There is a reasonable chance of finding something in the Indian Ocean in the search for the missing Malaysian Airline plane MH370, Royal Australian Air Force group captain Craig Heap says.
Acting Prime Minister Warren Truss said from Perth’s north on Saturday afternoon the Australian search effort had so far covered some 500,000 square kilometres.
There had been no finds of note since some large debris was defined last week, he told a large international media contingent at the RAAF Pearce air base.
Mr Truss said there had already been 15 sorties from the base, mainly Australian and New Zealand Orion aircraft.

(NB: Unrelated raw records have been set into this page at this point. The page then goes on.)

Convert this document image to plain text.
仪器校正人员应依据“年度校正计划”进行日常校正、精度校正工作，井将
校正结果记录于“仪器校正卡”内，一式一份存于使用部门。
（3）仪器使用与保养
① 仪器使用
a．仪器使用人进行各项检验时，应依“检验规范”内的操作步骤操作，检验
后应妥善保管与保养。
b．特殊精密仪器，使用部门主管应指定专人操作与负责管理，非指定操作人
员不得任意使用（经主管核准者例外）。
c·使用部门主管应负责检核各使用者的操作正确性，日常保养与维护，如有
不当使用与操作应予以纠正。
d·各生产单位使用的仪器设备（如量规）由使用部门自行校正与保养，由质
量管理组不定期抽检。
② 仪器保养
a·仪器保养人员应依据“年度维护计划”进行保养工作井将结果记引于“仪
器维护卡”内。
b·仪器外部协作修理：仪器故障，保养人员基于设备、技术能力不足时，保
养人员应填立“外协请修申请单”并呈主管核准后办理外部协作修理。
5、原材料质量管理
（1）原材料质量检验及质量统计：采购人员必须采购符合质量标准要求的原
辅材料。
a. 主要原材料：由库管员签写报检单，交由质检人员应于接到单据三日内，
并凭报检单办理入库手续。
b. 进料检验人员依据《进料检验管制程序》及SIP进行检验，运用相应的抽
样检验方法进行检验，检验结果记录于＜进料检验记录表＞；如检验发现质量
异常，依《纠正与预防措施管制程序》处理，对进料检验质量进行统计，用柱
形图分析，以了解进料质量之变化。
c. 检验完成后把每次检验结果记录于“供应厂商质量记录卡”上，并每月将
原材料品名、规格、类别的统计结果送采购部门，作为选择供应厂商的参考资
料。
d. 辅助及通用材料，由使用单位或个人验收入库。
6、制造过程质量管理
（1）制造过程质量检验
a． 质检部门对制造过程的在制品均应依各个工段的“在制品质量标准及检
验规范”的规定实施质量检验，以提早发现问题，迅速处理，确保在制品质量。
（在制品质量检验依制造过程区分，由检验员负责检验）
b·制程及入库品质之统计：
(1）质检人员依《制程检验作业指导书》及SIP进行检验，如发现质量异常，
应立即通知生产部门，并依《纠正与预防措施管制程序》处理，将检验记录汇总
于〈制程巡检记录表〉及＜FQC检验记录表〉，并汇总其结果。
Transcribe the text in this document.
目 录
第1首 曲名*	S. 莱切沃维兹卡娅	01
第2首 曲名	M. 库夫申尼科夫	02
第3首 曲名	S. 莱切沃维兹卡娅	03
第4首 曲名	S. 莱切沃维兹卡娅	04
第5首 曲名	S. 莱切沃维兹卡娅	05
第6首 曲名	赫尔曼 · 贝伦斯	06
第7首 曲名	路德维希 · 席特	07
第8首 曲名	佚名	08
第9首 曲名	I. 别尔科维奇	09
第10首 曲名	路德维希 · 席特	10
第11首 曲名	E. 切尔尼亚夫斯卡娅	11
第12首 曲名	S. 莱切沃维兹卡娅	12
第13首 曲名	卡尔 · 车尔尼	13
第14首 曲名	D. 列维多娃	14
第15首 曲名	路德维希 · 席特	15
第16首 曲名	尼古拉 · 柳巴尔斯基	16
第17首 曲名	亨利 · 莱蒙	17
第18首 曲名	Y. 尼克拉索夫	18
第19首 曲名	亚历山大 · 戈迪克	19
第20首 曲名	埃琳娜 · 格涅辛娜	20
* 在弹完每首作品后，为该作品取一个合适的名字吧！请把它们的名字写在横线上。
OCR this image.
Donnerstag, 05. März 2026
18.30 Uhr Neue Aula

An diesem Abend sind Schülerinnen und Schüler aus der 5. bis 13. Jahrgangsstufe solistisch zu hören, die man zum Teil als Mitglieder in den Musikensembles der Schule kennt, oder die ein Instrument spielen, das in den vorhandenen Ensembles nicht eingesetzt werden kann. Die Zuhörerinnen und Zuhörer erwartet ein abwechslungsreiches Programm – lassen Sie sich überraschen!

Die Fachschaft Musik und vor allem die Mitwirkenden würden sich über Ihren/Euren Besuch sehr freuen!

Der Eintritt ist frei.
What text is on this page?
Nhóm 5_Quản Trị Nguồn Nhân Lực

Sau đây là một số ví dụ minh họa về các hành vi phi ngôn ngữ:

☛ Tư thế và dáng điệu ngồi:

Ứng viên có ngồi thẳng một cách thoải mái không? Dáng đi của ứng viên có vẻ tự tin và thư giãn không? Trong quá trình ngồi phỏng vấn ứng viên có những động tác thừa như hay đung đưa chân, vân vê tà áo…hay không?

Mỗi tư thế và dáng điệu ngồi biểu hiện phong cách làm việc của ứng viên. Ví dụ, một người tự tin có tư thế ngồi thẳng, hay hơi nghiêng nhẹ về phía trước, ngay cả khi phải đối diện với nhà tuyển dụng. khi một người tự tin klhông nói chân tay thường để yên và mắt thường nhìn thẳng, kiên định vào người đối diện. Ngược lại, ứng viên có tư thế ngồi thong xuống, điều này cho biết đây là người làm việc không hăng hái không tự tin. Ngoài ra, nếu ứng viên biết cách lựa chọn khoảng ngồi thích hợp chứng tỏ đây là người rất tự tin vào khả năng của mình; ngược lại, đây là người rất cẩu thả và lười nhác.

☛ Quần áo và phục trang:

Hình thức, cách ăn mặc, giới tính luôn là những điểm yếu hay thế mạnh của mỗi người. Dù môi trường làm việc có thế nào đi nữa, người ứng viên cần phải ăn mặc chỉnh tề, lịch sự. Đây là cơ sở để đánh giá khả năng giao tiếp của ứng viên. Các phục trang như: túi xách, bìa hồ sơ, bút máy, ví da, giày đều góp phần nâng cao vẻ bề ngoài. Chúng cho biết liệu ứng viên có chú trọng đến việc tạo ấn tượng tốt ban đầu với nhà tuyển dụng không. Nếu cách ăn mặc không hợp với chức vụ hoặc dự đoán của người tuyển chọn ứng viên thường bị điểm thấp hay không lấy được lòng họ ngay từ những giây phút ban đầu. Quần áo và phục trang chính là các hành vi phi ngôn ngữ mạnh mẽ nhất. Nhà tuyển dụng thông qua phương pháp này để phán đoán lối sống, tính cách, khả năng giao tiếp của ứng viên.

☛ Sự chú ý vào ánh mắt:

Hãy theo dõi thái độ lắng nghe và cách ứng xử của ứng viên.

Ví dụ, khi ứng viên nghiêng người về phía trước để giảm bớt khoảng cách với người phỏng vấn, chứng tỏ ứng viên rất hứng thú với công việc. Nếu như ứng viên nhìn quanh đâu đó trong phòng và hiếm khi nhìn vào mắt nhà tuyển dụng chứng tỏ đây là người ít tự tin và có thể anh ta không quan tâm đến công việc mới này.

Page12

It is a very remote area, but we intend to continue the search until we’re absolutely satisfied that further searching would be futile – that day is not in sight.
US and civilian aircraft are also involved, and will be joined by two Chinese aircraft that arrive in Perth on Saturday afternoon to begin searching on Sunday.
Japanese aircraft will take part on Monday, and several vessels from around the world are en route to Western Australia to assist.
Eyes still the best weapon
HMAS Success is also expected to reach the search area later on Saturday.
“This search is an intensive operation,” Mr Truss said.
“While these aircraft are equipped with very advanced technology, much of this search is actually visual.”
Mr Truss said the search for debris would keep going as long as there was hope.
“It is a very remote area, but we intend to continue the search until we’re absolutely satisfied that further searching would be futile,” he said.
“That day is not in sight.
Reasonable chance of finding something
“It is important from the perspective of those who have families, whose whereabouts are unknown … and indeed for the future of the aviation industry, that we do whatever we can to firstly confirm whether or not the sightings as a result of the satellite imagery are indeed connected in any way with the Malaysia Airlines flight.
“And then if so, what can be recovered so we can learn more about what has happened on this flight and learn any lessons that are necessary to make sure this doesn’t happen again.”
He said the debris was the most promising lead so far and he was confident it could be found.
“There’s a reasonable chance of finding something,” Capt Heap said.
Capt Heap said no aircraft or vessels had been sent from Malaysia to help with the Indian Ocean search, but it had sent military personnel to Pearce to act as liaison officers.
“They have other search areas where they are concentrating their efforts, in their own waters and nearby,” Mr Truss said.
If there’s something there to be found, I’m confident that this search effort will locate it.
He said contact was being made with Malaysian authorities every few hours.
Mr Truss said two longer-range aircraft being deployed this weekend had intercontinental capability and would be able to comb the search area for five hours at a time, compared to the 2-3 hours that military aircraft had been able to achieve over the past two days.
Visibility good on Saturday
The search area had been adjusted to account for drift, he said.
Weather conditions were much improved and would be for the foreseeable future.
“If there’s something there to be found, I’m confident that this search effort will locate it,” Mr Truss said.
And Australian authorities would do its utmost to keep the public informed.
“These families …. they’re anxious for information,” Mr Truss said.